Hm, also in mir wohnt beides, tendenziell bin ich ein unruhiger Geist, vielleicht auch nur auf einigen Gebieten. Faulheit kann ich aber auch genießen, dann kommt der Drang was zu tun von selbst wieder, der m.E. in meinem Charakter überwiegt.
Zuschreibungen von außen gehen bei mir traditionell und in fast allen Bereichen so dermaßen (und verstörend) weit auseinander, dass ich irgendwann damit aufgehört habe, mich darüber zu wundern. So wurde mir bei einer Einarbeitung von einem an sich netten Menschen gesagt, dass er sich (sein früheres Selbst) in meiner Unsicherheit wiederekennen würde (ich fand mich gar nicht sonderlich unsicher oder unruhig), während mir andere eine Bierruhe attestieren (die ich mir nur hoch selten zuschreiben würde).
Ich glaube, dass man den Wert des Nichtstuns schätzen kann - er wird in vielen spirituellen Traditionen betont - wenn man ein wenig hinter die Idee des Tuns blickt, mit der Frage, warum man denn, also ich denn meine, etwas tun zu müssen.
Wir finden natürlich reichlich Begründungen dafür, aber da kann man den expressionistischen Bohrhammer dann wirklich mal ansetzen und sich fragen, ob diese Begründungen sich nicht wesentlich selbst tragen. Klar, um sich zu bilden, der Gemeinschaft zu dienen, Geld zu verdienen, die beste Begründung finde ich die Lust am Wissen.
Vielleicht ist es manchmal eine Flucht vor irgendwas, aber es gibt auch diesen Lustaspekt und den finde ich in seiner Selbtgenügsamkeit sympathisch. Dann würde ich auch sagen, mach' ruhig, wenn es Dich drängt, Du stellst Dir ja ohnehin geügend Fragen, so dass Du auch die von mir erwähnten möglichen Ziele irgendwann hinterfragen wirst, so sie denn überhaupt Deine sind.

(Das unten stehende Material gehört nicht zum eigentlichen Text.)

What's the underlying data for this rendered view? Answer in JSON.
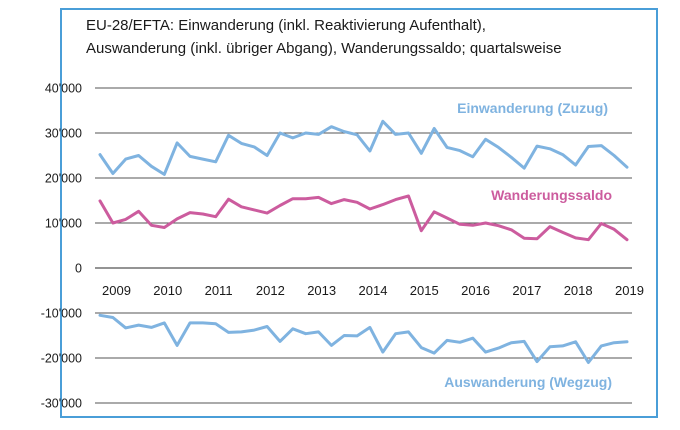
{
  "chart_data": {
    "type": "line",
    "title": "EU-28/EFTA: Einwanderung (inkl. Reaktivierung Aufenthalt), Auswanderung (inkl. übriger Abgang), Wanderungssaldo; quartalsweise",
    "title_line1": "EU-28/EFTA: Einwanderung (inkl. Reaktivierung Aufenthalt),",
    "title_line2": "Auswanderung (inkl. übriger Abgang), Wanderungssaldo; quartalsweise",
    "xlabel": "",
    "ylabel": "",
    "ylim": [
      -30000,
      40000
    ],
    "yticks": [
      {
        "v": 40000,
        "label": "40'000"
      },
      {
        "v": 30000,
        "label": "30'000"
      },
      {
        "v": 20000,
        "label": "20'000"
      },
      {
        "v": 10000,
        "label": "10'000"
      },
      {
        "v": 0,
        "label": "0"
      },
      {
        "v": -10000,
        "label": "-10'000"
      },
      {
        "v": -20000,
        "label": "-20'000"
      },
      {
        "v": -30000,
        "label": "-30'000"
      }
    ],
    "xticks": [
      "2009",
      "2010",
      "2011",
      "2012",
      "2013",
      "2014",
      "2015",
      "2016",
      "2017",
      "2018",
      "2019"
    ],
    "grid": true,
    "series": [
      {
        "name": "Einwanderung (Zuzug)",
        "color": "#7fb3e0",
        "values": [
          25200,
          21000,
          24200,
          25000,
          22600,
          20800,
          27800,
          24800,
          24200,
          23600,
          29500,
          27700,
          26900,
          25000,
          30000,
          28900,
          30000,
          29700,
          31400,
          30300,
          29600,
          26000,
          32600,
          29700,
          30000,
          25500,
          31000,
          26800,
          26100,
          24700,
          28600,
          26800,
          24600,
          22200,
          27100,
          26500,
          25200,
          22900,
          27000,
          27200,
          25000,
          22400
        ]
      },
      {
        "name": "Wanderungssaldo",
        "color": "#cc5c9e",
        "values": [
          14900,
          10000,
          10800,
          12600,
          9500,
          9000,
          10900,
          12300,
          12000,
          11400,
          15300,
          13600,
          12900,
          12200,
          13900,
          15400,
          15400,
          15700,
          14300,
          15200,
          14600,
          13100,
          14100,
          15200,
          16000,
          8300,
          12500,
          11100,
          9700,
          9500,
          10000,
          9400,
          8500,
          6600,
          6500,
          9200,
          7900,
          6700,
          6300,
          9900,
          8600,
          6300
        ]
      },
      {
        "name": "Auswanderung (Wegzug)",
        "color": "#7fb3e0",
        "values": [
          -10500,
          -11000,
          -13300,
          -12700,
          -13200,
          -12200,
          -17200,
          -12200,
          -12200,
          -12400,
          -14300,
          -14200,
          -13800,
          -13000,
          -16300,
          -13500,
          -14600,
          -14200,
          -17200,
          -15000,
          -15100,
          -13200,
          -18700,
          -14600,
          -14200,
          -17700,
          -18900,
          -16100,
          -16500,
          -15600,
          -18700,
          -17800,
          -16600,
          -16300,
          -20800,
          -17500,
          -17300,
          -16400,
          -21000,
          -17300,
          -16600,
          -16400
        ]
      }
    ]
  }
}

Aber anzuerkennen, dass man so gestrickt ist, finde ich erstmal okay, bei mir läuft das seit geraumer Zeit mit der Idee zusammen, von dieser Welt ohnehin nicht zu viel in Sachen Glück zu erwarten - was aber für mich heißt, dass wenn man Glück erfährt, es hoffentlich auch genießen kann - denn auch die schönen Ereignisse tragen den Samen des Leids in sich, da sie wieder vergehen, wir sie aber nicht gehen lassen wollen. Die Grundkonstellation unseres Soseins aus buddhistischer Sicht, in hinduistischer (wobei es da 1000 Varianten gibt) heißt es eher, dass wir zwar zum Glück geboren sind, aber unser Ich dem im Weg steht.

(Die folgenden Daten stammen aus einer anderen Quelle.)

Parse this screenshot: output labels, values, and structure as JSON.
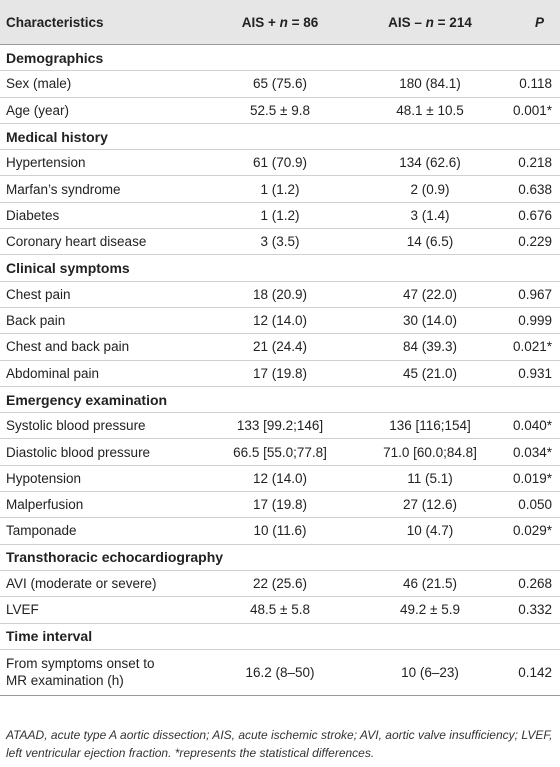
{
  "table": {
    "header": [
      {
        "text": "Characteristics"
      },
      {
        "parts": [
          "AIS + ",
          "n",
          " = 86"
        ]
      },
      {
        "parts": [
          "AIS – ",
          "n",
          " = 214"
        ]
      },
      {
        "parts": [
          "",
          "P",
          ""
        ]
      }
    ],
    "sections": [
      {
        "title": "Demographics",
        "rows": [
          [
            "Sex (male)",
            "65 (75.6)",
            "180 (84.1)",
            "0.118"
          ],
          [
            "Age (year)",
            "52.5 ± 9.8",
            "48.1 ± 10.5",
            "0.001*"
          ]
        ]
      },
      {
        "title": "Medical history",
        "rows": [
          [
            "Hypertension",
            "61 (70.9)",
            "134 (62.6)",
            "0.218"
          ],
          [
            "Marfan’s syndrome",
            "1 (1.2)",
            "2 (0.9)",
            "0.638"
          ],
          [
            "Diabetes",
            "1 (1.2)",
            "3 (1.4)",
            "0.676"
          ],
          [
            "Coronary heart disease",
            "3 (3.5)",
            "14 (6.5)",
            "0.229"
          ]
        ]
      },
      {
        "title": "Clinical symptoms",
        "rows": [
          [
            "Chest pain",
            "18 (20.9)",
            "47 (22.0)",
            "0.967"
          ],
          [
            "Back pain",
            "12 (14.0)",
            "30 (14.0)",
            "0.999"
          ],
          [
            "Chest and back pain",
            "21 (24.4)",
            "84 (39.3)",
            "0.021*"
          ],
          [
            "Abdominal pain",
            "17 (19.8)",
            "45 (21.0)",
            "0.931"
          ]
        ]
      },
      {
        "title": "Emergency examination",
        "rows": [
          [
            "Systolic blood pressure",
            "133 [99.2;146]",
            "136 [116;154]",
            "0.040*"
          ],
          [
            "Diastolic blood pressure",
            "66.5 [55.0;77.8]",
            "71.0 [60.0;84.8]",
            "0.034*"
          ],
          [
            "Hypotension",
            "12 (14.0)",
            "11 (5.1)",
            "0.019*"
          ],
          [
            "Malperfusion",
            "17 (19.8)",
            "27 (12.6)",
            "0.050"
          ],
          [
            "Tamponade",
            "10 (11.6)",
            "10 (4.7)",
            "0.029*"
          ]
        ]
      },
      {
        "title": "Transthoracic echocardiography",
        "rows": [
          [
            "AVI (moderate or severe)",
            "22 (25.6)",
            "46 (21.5)",
            "0.268"
          ],
          [
            "LVEF",
            "48.5 ± 5.8",
            "49.2 ± 5.9",
            "0.332"
          ]
        ]
      },
      {
        "title": "Time interval",
        "rows": [
          [
            "From symptoms onset to MR examination (h)",
            "16.2 (8–50)",
            "10 (6–23)",
            "0.142"
          ]
        ]
      }
    ],
    "footnote": "ATAAD, acute type A aortic dissection; AIS, acute ischemic stroke; AVI, aortic valve insufficiency; LVEF, left ventricular ejection fraction. *represents the statistical differences."
  }
}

Runtergebrochen: Was immer (mit) uns passiert, ist letztlich nicht so wichtig, weil das Ich und letztendliches Glück inkompatibel sind.
Kurz und gut, wie faul oder gehetzt man ist, man kann es sich verzeihen, mit dem Ich kommt man sowieso nicht an, es ist bezogen auf das letzte Glück stets ein Hindernis. Aber eben das, womit wir alle beginnen müssen und da ist ein wenig Gelassenheit schon okay.

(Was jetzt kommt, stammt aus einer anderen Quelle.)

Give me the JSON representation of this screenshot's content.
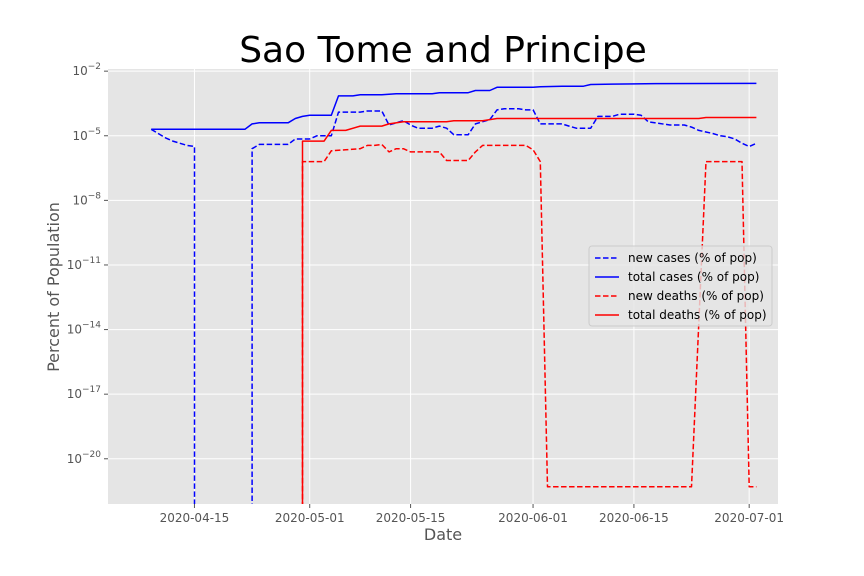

Ich würde dennoch - und neben mir, auch viele andere - eine kalte Gleichgültigkeit gegenüber dem Schicksal anderer, von einer entspannten Gleichgültigkeit gegenüber dem Nutzen für das eigene Ich unterscheiden. Denn das Leid anderer mindestens lindern zu wollen gehört ebenso zum Programm des Buddhismus, man sollte das vielleicht nicht zu sehr trennen.
Tja, und Ramana, definitiv, wenn auch erst in jüngerer Zeit, einer meiner Helden, tat tatsächlich über weite Phasen seines Lebens ... nichts. Seine Lehre (er selbst redete nur, wenn überhaupt, wenn er gefragt wurde) bestand großenteils darin zu schweigen. Er ging nicht in die Welt, er warb nicht, er lehrte nicht aktiv.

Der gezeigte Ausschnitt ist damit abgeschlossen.